Eight months later, the photos are hanging at city hall.
Hoffman was drawn to the market, he said, "because it seems like a remnant from another time. It's so far removed from our common supermarket experience; it's different and unique."
He said that he got about $200 for his photographs and that the money wasn't the point.
"It's a nice thing to be part of, it's good for the resume, and I'm pleased to see the government taking an active role to encourage the arts," he said. The arts are "an easy thing to get rid of."
Sight: City Hall
At last night's opening of the new City Hall Art Collection, Council Chair Linda Cropp talked about renovations to the District government's headquarters in the last decade. "You know when you move everything into a new house and you look around and you say something's missing?" she asked. According to Cropp, what's been missing from the John A. Wilson Building is the presence of local artists.
When the D.C. Commission on the Arts and Humanities' public art organizers dreamed up the idea for a City Hall Art Collection, they wanted something that would represent the talent in this city -- and no, not the oratory or political variety. This new collection does just that.
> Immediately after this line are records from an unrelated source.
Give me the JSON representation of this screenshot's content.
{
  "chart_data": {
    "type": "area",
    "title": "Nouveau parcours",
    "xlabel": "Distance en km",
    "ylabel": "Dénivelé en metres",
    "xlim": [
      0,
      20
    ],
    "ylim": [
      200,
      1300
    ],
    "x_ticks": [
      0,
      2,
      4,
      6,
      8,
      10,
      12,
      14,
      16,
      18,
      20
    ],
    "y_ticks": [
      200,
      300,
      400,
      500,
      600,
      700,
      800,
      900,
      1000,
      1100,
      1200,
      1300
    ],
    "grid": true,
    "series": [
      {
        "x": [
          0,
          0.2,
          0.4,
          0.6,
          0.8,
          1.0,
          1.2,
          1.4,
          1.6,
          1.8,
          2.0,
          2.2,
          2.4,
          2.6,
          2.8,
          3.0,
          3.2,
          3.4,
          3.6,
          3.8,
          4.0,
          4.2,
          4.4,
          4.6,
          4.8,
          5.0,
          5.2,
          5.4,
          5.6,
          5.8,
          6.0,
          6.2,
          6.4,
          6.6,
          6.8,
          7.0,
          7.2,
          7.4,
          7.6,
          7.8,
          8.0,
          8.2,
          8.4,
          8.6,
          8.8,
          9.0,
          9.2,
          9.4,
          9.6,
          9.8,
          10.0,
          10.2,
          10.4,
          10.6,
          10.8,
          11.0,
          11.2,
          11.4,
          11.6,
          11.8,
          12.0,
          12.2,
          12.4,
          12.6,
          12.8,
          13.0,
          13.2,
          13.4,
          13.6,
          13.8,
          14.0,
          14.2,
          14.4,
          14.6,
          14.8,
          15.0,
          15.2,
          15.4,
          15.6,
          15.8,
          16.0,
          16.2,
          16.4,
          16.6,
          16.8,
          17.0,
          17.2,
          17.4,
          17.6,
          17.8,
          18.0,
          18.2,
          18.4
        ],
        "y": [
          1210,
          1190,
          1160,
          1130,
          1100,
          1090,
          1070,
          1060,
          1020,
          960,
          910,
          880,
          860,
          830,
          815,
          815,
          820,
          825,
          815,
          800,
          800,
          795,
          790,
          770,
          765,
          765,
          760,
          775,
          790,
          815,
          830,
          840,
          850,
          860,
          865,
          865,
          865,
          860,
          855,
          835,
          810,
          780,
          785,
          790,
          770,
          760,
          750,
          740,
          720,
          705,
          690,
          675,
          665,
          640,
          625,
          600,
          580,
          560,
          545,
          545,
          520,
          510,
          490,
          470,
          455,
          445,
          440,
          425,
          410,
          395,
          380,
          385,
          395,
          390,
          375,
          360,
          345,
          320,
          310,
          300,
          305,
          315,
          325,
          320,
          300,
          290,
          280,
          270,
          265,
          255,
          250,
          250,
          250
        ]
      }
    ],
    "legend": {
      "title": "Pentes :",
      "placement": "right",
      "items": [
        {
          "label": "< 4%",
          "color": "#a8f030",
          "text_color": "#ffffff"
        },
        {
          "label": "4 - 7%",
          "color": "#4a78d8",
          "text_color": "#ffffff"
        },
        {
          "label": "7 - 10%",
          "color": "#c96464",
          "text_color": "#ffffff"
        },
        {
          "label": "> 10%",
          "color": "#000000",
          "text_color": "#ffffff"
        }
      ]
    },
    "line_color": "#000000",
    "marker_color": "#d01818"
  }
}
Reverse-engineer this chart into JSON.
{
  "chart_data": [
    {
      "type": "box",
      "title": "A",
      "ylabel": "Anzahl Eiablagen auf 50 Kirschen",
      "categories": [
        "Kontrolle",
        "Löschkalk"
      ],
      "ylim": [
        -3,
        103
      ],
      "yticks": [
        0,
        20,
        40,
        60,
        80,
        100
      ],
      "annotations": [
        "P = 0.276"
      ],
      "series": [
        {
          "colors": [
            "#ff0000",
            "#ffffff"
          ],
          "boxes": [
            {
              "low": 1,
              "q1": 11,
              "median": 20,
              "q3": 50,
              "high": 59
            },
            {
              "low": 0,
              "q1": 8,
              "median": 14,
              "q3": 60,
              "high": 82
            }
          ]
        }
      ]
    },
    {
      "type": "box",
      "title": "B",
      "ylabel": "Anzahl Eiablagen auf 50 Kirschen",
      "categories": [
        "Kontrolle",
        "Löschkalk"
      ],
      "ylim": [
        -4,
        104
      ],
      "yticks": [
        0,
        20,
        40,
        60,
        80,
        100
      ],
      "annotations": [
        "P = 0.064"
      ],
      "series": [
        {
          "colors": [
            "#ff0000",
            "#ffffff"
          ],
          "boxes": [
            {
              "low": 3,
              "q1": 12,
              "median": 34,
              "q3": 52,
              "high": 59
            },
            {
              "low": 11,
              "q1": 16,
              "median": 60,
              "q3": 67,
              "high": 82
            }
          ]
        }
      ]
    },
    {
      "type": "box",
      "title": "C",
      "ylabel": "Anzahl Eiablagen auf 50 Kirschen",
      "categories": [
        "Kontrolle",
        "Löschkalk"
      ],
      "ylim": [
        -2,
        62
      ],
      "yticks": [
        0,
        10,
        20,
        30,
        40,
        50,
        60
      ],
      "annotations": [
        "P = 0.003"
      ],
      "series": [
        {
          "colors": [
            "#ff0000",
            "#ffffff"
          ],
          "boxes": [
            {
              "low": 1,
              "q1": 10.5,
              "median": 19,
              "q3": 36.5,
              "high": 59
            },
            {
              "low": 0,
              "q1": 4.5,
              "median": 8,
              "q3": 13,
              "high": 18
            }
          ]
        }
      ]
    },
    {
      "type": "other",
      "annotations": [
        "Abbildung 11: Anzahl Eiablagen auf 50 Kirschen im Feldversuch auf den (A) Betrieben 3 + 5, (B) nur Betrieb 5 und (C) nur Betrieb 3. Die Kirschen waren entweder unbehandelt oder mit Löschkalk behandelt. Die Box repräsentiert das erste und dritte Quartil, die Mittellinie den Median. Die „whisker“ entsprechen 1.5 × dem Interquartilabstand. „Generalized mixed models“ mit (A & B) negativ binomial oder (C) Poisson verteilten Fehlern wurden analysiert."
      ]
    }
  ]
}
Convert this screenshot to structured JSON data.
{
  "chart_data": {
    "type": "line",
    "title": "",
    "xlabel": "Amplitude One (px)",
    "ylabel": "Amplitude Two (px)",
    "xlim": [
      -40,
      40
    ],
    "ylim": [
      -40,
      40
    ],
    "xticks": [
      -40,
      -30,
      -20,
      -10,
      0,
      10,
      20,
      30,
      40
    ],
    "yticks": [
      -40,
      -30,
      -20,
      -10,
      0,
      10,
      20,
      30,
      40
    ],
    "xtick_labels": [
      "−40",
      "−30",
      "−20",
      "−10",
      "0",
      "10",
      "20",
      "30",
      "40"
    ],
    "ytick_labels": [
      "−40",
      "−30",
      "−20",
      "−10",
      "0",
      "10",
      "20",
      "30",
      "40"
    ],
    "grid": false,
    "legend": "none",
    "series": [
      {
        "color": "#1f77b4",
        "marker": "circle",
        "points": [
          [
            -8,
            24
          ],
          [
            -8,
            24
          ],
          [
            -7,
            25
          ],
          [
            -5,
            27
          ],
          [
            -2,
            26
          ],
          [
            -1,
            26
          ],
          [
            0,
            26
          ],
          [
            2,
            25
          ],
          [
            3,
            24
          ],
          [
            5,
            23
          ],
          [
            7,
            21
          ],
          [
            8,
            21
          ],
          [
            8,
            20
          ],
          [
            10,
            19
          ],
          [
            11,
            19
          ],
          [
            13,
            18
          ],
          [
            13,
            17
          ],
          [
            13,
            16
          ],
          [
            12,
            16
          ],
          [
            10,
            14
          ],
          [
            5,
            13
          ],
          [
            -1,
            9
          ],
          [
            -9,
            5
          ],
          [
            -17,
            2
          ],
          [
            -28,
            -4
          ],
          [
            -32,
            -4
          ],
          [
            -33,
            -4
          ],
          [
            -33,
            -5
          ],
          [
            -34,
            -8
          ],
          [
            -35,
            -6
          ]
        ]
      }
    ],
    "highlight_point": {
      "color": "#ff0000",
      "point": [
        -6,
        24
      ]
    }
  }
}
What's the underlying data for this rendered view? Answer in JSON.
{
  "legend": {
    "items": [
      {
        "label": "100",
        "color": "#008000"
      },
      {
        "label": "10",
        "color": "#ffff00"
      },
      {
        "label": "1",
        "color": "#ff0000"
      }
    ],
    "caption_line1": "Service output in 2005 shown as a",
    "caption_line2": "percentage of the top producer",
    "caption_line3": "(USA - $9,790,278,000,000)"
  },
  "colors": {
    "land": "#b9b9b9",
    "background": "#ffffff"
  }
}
It offers canvasses from the biggest names in the D.C.-area art scene, including Sam Gilliam, William Christenberry and Tim Tate. Gallery lovers, you'll find works by many artists you know on the walls.
And while any art collection that is meant to represent Washington wouldn't be complete without our shining stars, there's also something else at play here: a snapshot, or celebration, if you will, of life in Washington. Franz Jantzen's set of panoramic photographs of the C&O Canal, Javier Gil's topsy-turvy drawing of a Metro station, Jody Bergstresser's painting of the Tivoli Theater: it is these slices of Washington that -- when combined with the big shots -- make this collection a perfect public art installation for Washington's city hall.
Most of the 175 artworks on display are paintings, but several photographs, lithographs and a couple sculptures are littered throughout. I'd advise any art lover to start a tour from the building's fifth floor because the bright canvasses in the hallway by the mayor's suite are worth a considered look.
Spend some time with Victoria Restrepo's "Still Life with Hot Peppers," Jae Ko's "Untitled Red" and Max Hirshfield's photographs, but really this collection is best experienced by just wandering through the halls. Stop by the works that catch your eye and recognize that this beautiful canvas is just steps away from your councilmember's office.
That's really what public art is all about, isn't it?